When you come face to face with your own demons and faults, it's sometimes better not to have disapproving heads shaking or judgemental eyes focused in your direction. But then again, she wouldn't mind a sympathetic ear either, a warm embrace or a strong shoulder to lean on from time to time.
How long ago was it that she sat with Michael in that motel room cleaning his arm? Was it hours? Was it days? Time has become fluid. Things seem to speed up and slow down without her having any control over it. The same way that her thoughts now seem to refuse to heed her attempts to contain them.
The only thing that she's certain of is that right now, she's alone again. She's sitting in a little used public toilet cubicle, in some unnamed town, with the astringent smell of disinfectant in the air and an overwhelming pain in her arm. If she wanted to, she could blame the tears that are threatening to spill over, on that eye tearing smell. But who is she fooling? There is no one else here but her.
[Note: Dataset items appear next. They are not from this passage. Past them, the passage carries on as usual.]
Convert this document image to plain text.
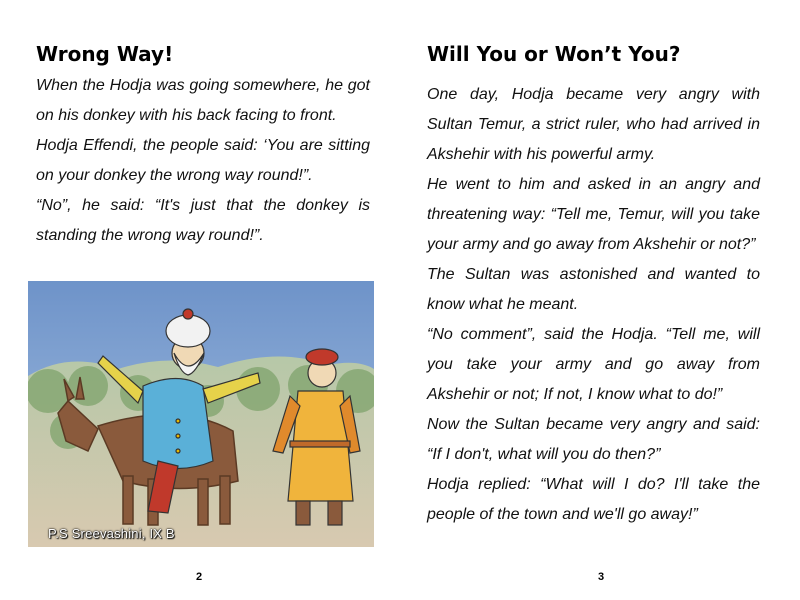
Wrong Way!

When the Hodja was going somewhere, he got on his donkey with his back facing to front.

Hodja Effendi, the people said: ‘You are sitting on your donkey the wrong way round!”.

“No”, he said: “It's just that the donkey is standing the wrong way round!”.

P.S Sreevashini, IX B
2
Will You or Won’t You?

One day, Hodja became very angry with Sultan Temur, a strict ruler, who had arrived in Akshehir with his powerful army.

He went to him and asked in an angry and threatening way: “Tell me, Temur, will you take your army and go away from Akshehir or not?”

The Sultan was astonished and wanted to know what he meant.

“No comment”, said the Hodja. “Tell me, will you take your army and go away from Akshehir or not; If not, I know what to do!”

Now the Sultan became very angry and said: “If I don't, what will you do then?”

Hodja replied: “What will I do? I'll take the people of the town and we'll go away!”

3
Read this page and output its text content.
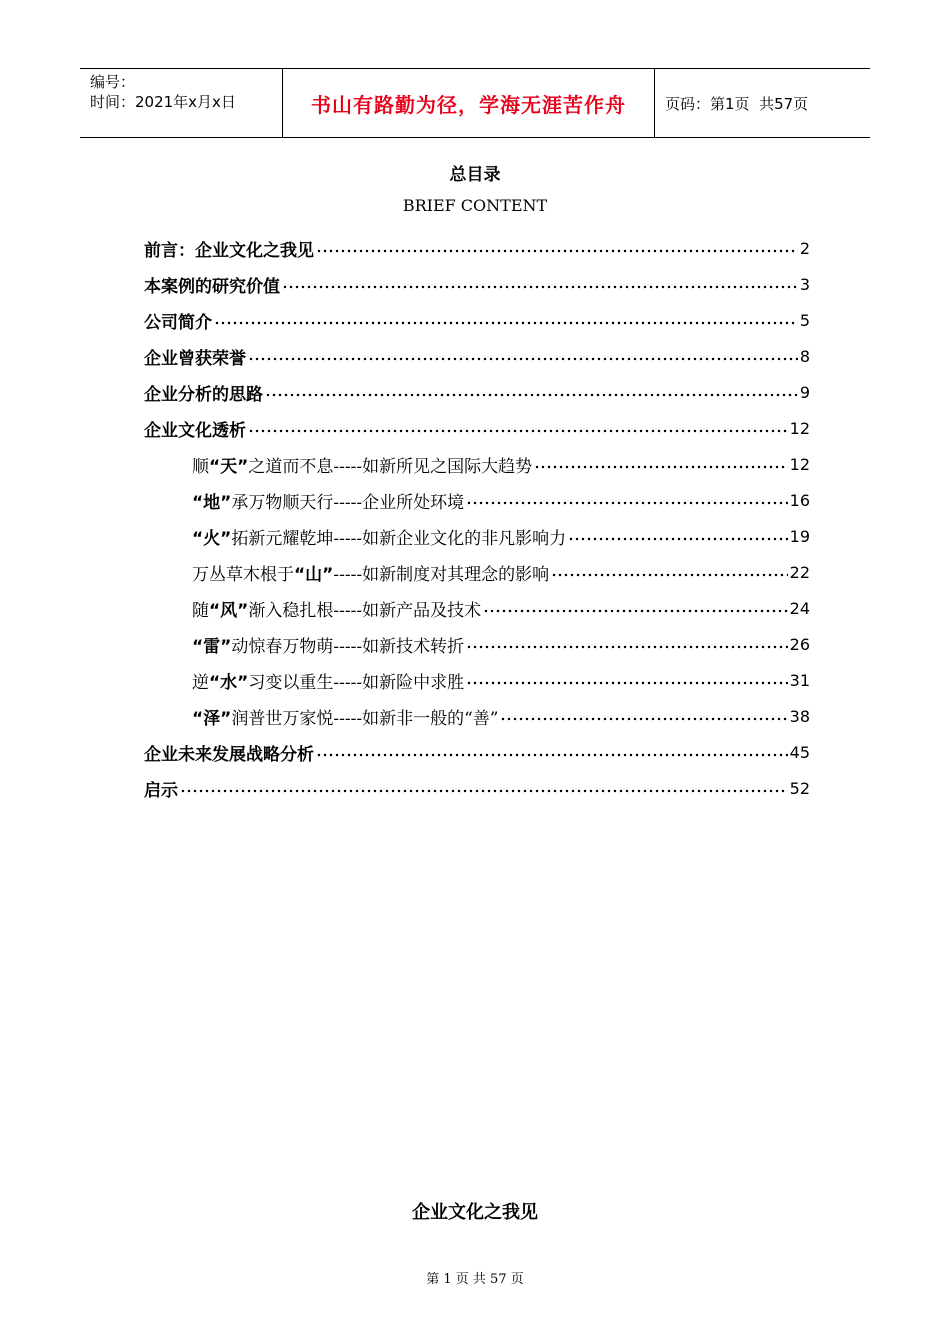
编号：
时间：2021年x月x日	书山有路勤为径，学海无涯苦作舟	页码：第1页  共57页
总目录
BRIEF CONTENT
前言：企业文化之我见	2
本案例的研究价值	3
公司简介	5
企业曾获荣誉	8
企业分析的思路	9
企业文化透析	12
顺“天”之道而不息-----如新所见之国际大趋势	12
“地”承万物顺天行-----企业所处环境	16
“火”拓新元耀乾坤-----如新企业文化的非凡影响力	19
万丛草木根于“山”-----如新制度对其理念的影响	22
随“风”渐入稳扎根-----如新产品及技术	24
“雷”动惊春万物萌-----如新技术转折	26
逆“水”习变以重生-----如新险中求胜	31
“泽”润普世万家悦-----如新非一般的“善”	38
企业未来发展战略分析	45
启示	52
企业文化之我见
第 1 页 共 57 页
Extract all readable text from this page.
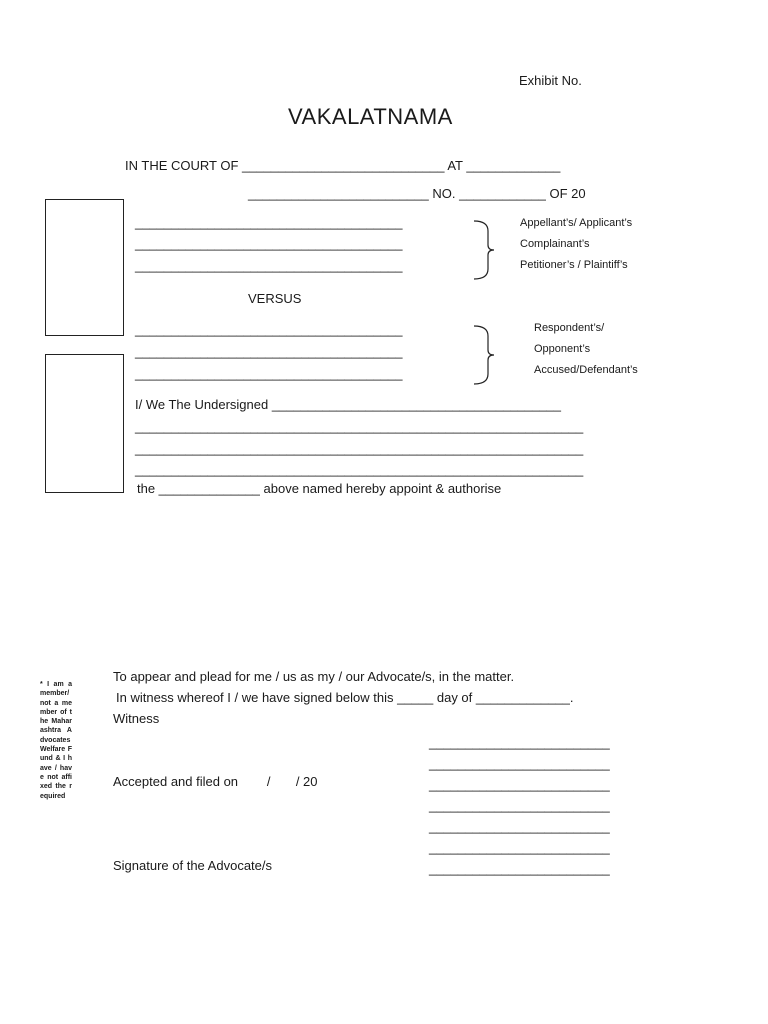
Exhibit No.
VAKALATNAMA
IN THE COURT OF ____________________________ AT _____________
_________________________ NO. ____________ OF 20
_____________________________________
_____________________________________
_____________________________________
Appellant’s/ Applicant’s
Complainant’s
Petitioner’s / Plaintiff’s
VERSUS
_____________________________________
_____________________________________
_____________________________________
Respondent’s/
Opponent’s
Accused/Defendant’s
I/ We The Undersigned ________________________________________
______________________________________________________________
______________________________________________________________
______________________________________________________________
the ______________ above named hereby appoint & authorise
To appear and plead for me / us as my / our Advocate/s, in the matter.
In witness whereof I / we have signed below this _____ day of _____________.
Witness
Accepted and filed on        /       / 20
Signature of the Advocate/s
_________________________
_________________________
_________________________
_________________________
_________________________
_________________________
_________________________
* I am a member/ not a member of the Maharashtra Advocates Welfare Fund & I have / have not affixed the required
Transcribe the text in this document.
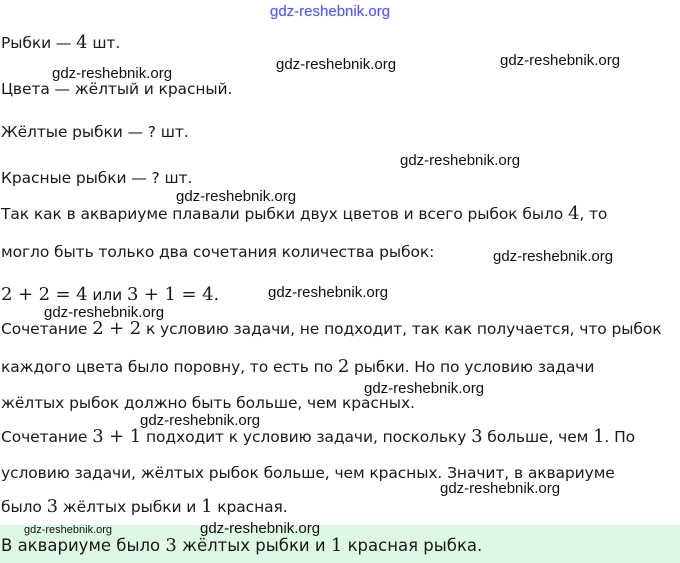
gdz-reshebnik.org
Рыбки — 4 шт.
Цвета — жёлтый и красный.
Жёлтые рыбки — ? шт.
Красные рыбки — ? шт.
Так как в аквариуме плавали рыбки двух цветов и всего рыбок было 4, то
могло быть только два сочетания количества рыбок:
2 + 2 = 4 или 3 + 1 = 4.
Сочетание 2 + 2 к условию задачи, не подходит, так как получается, что рыбок
каждого цвета было поровну, то есть по 2 рыбки. Но по условию задачи
жёлтых рыбок должно быть больше, чем красных.
Сочетание 3 + 1 подходит к условию задачи, поскольку 3 больше, чем 1. По
условию задачи, жёлтых рыбок больше, чем красных. Значит, в аквариуме
было 3 жёлтых рыбки и 1 красная.
В аквариуме было 3 жёлтых рыбки и 1 красная рыбка.
gdz-reshebnik.org
gdz-reshebnik.org	gdz-reshebnik.org
gdz-reshebnik.org
gdz-reshebnik.org
gdz-reshebnik.org
gdz-reshebnik.org
gdz-reshebnik.org
gdz-reshebnik.org
gdz-reshebnik.org
gdz-reshebnik.org
gdz-reshebnik.org
gdz-reshebnik.org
She lights a match with shaky hands and holds it under the needle. An odd comfort envelops her. How ironic, another quiet hiding place with only a needle and her mistakes for company. But this needle is not here to take the pain away. No, this one is going to cause her unimaginable agony. Well technically the others did too, she thinks to herself.
She sniffs loudly as she threads the string through the eye, unable to stop her tears now.
Scenes from the past weeks flash before her like a slideshow. It is as if she's watching someone else's life. An unlocked door, a crushed heart, a man hanging from a ceiling, a woman shot in the chest, her head under water. That one makes her gasp as if she still has the urge to draw much needed air into her lungs.
With her hand hovering above her wound she looses her nerve for a moment and wishes she had something, anything, to numb both the fear and pain that is surging through her body. But she is not going to do that - not today. She will do this without morphine, without whiskey.
Her instinctive need to heal people has come at an enormous cost. Watching the ones she couldn't help, die, became a burden that she just couldn't take. She needed to lighten the load. Some people turn to God, others find strength within themselves. She escaped with morphine. At first just to get away from the pain, but then, it was for no other reason that to chase the next high.
She slams the side of her fist into the cubicle wall. Once, twice, three times. And then plunges the
needle into her flesh, sewing herself up. It's a crude method of fixing. But when you are alone as often as she is, with only yourself to count on to repair your mistakes; you make do with what you have.